My research interests are interdisciplinary, focusing on Romantic, Victorian, and World literature, Posthumanism, agential realism philosophy, diffraction, as well as the Anthropocene discourses. My Ph.D. dissertation: “‘Re-membering’ a Disappearing Coast: Lyme Regis between Persuasion and the Anthropocene” (completed Oct. 2023) is a diffractive reading of Lyme Regis within the context of the Anthropocene. I unsettle Lyme’s heritage identity by illuminating and integrating the embodied violence of capitalism, racism, sexism, and slavery involved in the making of such identity.
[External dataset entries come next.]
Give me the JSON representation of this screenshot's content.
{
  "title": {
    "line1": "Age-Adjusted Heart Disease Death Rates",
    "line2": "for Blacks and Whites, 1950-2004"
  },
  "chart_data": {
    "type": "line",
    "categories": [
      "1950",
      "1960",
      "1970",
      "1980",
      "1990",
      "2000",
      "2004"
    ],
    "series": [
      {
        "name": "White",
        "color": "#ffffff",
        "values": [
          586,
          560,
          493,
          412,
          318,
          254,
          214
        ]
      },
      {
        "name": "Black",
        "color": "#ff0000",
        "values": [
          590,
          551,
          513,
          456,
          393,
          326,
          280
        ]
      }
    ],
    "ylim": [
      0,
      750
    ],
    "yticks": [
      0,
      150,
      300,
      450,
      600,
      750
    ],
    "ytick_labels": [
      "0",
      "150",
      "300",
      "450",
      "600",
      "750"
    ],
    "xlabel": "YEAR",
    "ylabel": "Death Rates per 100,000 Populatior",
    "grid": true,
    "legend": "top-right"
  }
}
I presented my research at a variety of conferences including the North American Victorian Studies Association (NAVSA), the Association of Philosophy and Literature (APL), the International Conference on Romanticism (ICR), the European International Studies Association (EISA) among others.
Publications:
Chandler, David and Shahira Hathout. “Rethinking Hope and Resilience in the Anthropocene: An Interview with David Chandler.” World Future Review, vol. 15, no. 1, 2023, pp. 93-98.
Hathout, Shahira, (forthcoming), “Toward a Posthumanist Sublime in Jane Austen’s Persuasion: Lyme Regis in the Anthropocene,” is forthcoming in Interconnections: Journal of Posthumanism. Winter 2024.